Of all the commentators, John Waters, as is his wont, has the funniest jokes. He recalls that his first viewing of Oz “made me want to be in show business … to create characters like that … to go on adventures … and probably made me take LSD.” His favorite character is the Wicked Witch, and he muses that she and Divine would have gotten along well together. Waters knew Lynch back in the day and he recalls how he plugged Eraserhead (1977) when it first came out as a midnight movie, encouraging its success and Lynch’s career. Lynch is still grateful for that endorsement.
Karyn Kusama (The Invitation, Destroyer) also shares her personal encounters with Lynch. As a struggling artist she worked at a diner where Lynch was a frequent customer; he ate pancakes with lots of syrup. Later she attended a screening of Mulholland Drive where Lynch did a Q & A. In answer to the question “What does it mean?” he said, “I think you know.”
Of all the filmmakers interviewed, Kusama sticks closest to the premise of the movie, explaining the structural parallels between Oz — in which two thirds of the film is a dream; or is it the other way around? — and Lynch’s films, in which maybe everything is a dream. Perhaps because of her own Lynchian diner experience she, like Ascher, returns to that dreaded back lot of Winkies in Mulholland Drive and finds a nightmare composed of makeup, artifice, and the fatal human need to seek what is hidden regardless of the cost.
Picking up on a theme mentioned by Kusama, filmmaking team Justin Benson and Aaron Moorhead (The Endless, Synchronic) ponder the significance of the name “Judy,” which can refer both to the star of Oz and to the demonic entity possessing Sarah Palmer in Twin Peaks: The Return. But first they indulge in the obligatory litany of other, non-Lynchian films that share motifs, iconography, and themes with Oz, from Time Bandits to Apocalypse Now.

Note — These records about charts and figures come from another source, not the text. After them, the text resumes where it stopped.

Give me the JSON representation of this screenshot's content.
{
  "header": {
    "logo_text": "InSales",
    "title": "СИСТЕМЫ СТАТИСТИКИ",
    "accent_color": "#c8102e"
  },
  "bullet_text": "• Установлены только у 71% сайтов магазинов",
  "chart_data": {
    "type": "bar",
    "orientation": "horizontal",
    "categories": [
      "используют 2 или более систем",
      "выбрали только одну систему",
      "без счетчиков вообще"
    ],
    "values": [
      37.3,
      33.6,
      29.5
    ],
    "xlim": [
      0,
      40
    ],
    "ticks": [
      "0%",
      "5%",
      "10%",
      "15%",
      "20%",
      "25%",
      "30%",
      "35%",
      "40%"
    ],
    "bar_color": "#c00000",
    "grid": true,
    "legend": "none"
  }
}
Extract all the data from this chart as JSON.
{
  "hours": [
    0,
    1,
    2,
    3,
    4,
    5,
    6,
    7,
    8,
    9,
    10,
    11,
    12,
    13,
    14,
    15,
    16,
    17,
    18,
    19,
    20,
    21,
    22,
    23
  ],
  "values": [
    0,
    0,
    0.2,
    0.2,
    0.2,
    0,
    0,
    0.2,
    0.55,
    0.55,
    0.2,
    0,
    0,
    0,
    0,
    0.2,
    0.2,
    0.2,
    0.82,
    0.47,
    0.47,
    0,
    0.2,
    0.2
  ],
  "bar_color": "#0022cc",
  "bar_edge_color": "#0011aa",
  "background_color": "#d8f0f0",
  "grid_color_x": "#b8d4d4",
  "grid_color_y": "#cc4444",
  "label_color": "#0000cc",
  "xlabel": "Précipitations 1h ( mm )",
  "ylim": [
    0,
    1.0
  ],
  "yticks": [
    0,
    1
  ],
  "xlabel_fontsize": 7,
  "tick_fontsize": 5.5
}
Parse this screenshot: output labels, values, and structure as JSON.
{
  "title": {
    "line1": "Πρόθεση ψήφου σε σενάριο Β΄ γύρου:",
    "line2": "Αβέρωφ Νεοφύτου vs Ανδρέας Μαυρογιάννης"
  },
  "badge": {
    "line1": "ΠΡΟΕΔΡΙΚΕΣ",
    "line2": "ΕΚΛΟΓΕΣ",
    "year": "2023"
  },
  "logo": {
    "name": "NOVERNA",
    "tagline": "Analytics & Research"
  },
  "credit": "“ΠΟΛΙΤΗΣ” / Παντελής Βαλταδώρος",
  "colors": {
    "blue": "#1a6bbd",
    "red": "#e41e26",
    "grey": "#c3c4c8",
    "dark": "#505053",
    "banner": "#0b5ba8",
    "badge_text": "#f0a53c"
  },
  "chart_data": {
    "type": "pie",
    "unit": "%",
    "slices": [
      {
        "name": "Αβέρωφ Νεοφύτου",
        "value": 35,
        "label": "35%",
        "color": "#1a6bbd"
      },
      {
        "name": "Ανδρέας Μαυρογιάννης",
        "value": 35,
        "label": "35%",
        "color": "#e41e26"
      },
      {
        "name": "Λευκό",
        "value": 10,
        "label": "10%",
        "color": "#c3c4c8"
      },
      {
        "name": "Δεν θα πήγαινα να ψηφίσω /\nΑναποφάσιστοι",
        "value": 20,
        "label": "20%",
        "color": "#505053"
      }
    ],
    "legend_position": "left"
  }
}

Finally, they return to Lynch, who, they note, does not simply “regurgitate” Oz but deconstructs and reassembles it. To illustrate this, they analyze Wild at Heart, perhaps the most regurgitated of Lynch’s films.
In it, they detail a neglected political aspect of Lynch where he exposes how the American ideal of conformity, prosperity, and consumption is only made possible through oppression and exploitation. “Judy,” both the broken movie star and the demonic, avenging entity, is a victim of and response to this system’s fundamental evil of patriarchal tyranny and misogyny.
David Lowery (A Ghost Story; The Green Knight), on the other hand, wonders if Oz might be a “quaalude for the proletariat” in that it teaches that Technicolor fantasies are fine for dreamers but there’s still no place like home — i.e., toiling in the dust of monochrome, Depression-blighted Kansas. An intriguing idea, but he never returns to it as he ventures deeper and deeper into the interconnection of directors, ranging from Alfred Hitchcock to Abbas Kiarostami, all somehow spun off from the Oz ur-text.
At a certain point, as Ascher had suggested in his segment, the comparisons, allusions, and parallels proliferate to pointlessness. The search for meaning and connections can result in such a multiplicity of meanings and connections that it ultimately becomes meaningless and amorphous.
Which may be the point. Perhaps Barthes put it best when he wrote:
“In this ideal text, the networks are many and interact, without anyone being able to surpass the rest; this text is a galaxy of signifiers, not a structure of signifieds; it has no beginning, it is reversible; we gain access to it by several entrances, none of which can be authoritatively declared to be the main one.”
If The Wizard of Oz is the ideal cinematic text, then David Lynch is its ideal reader.
Peter Keough writes about film and other topics and has contributed to numerous publications. He had been the film editor of the Boston Phoenix from 1989 to its demise in 2013 and has edited three books on film, most recently For Kids of All Ages: The National Society of Film Critics on Children’s Movies (Rowman & Littlefield, 2019).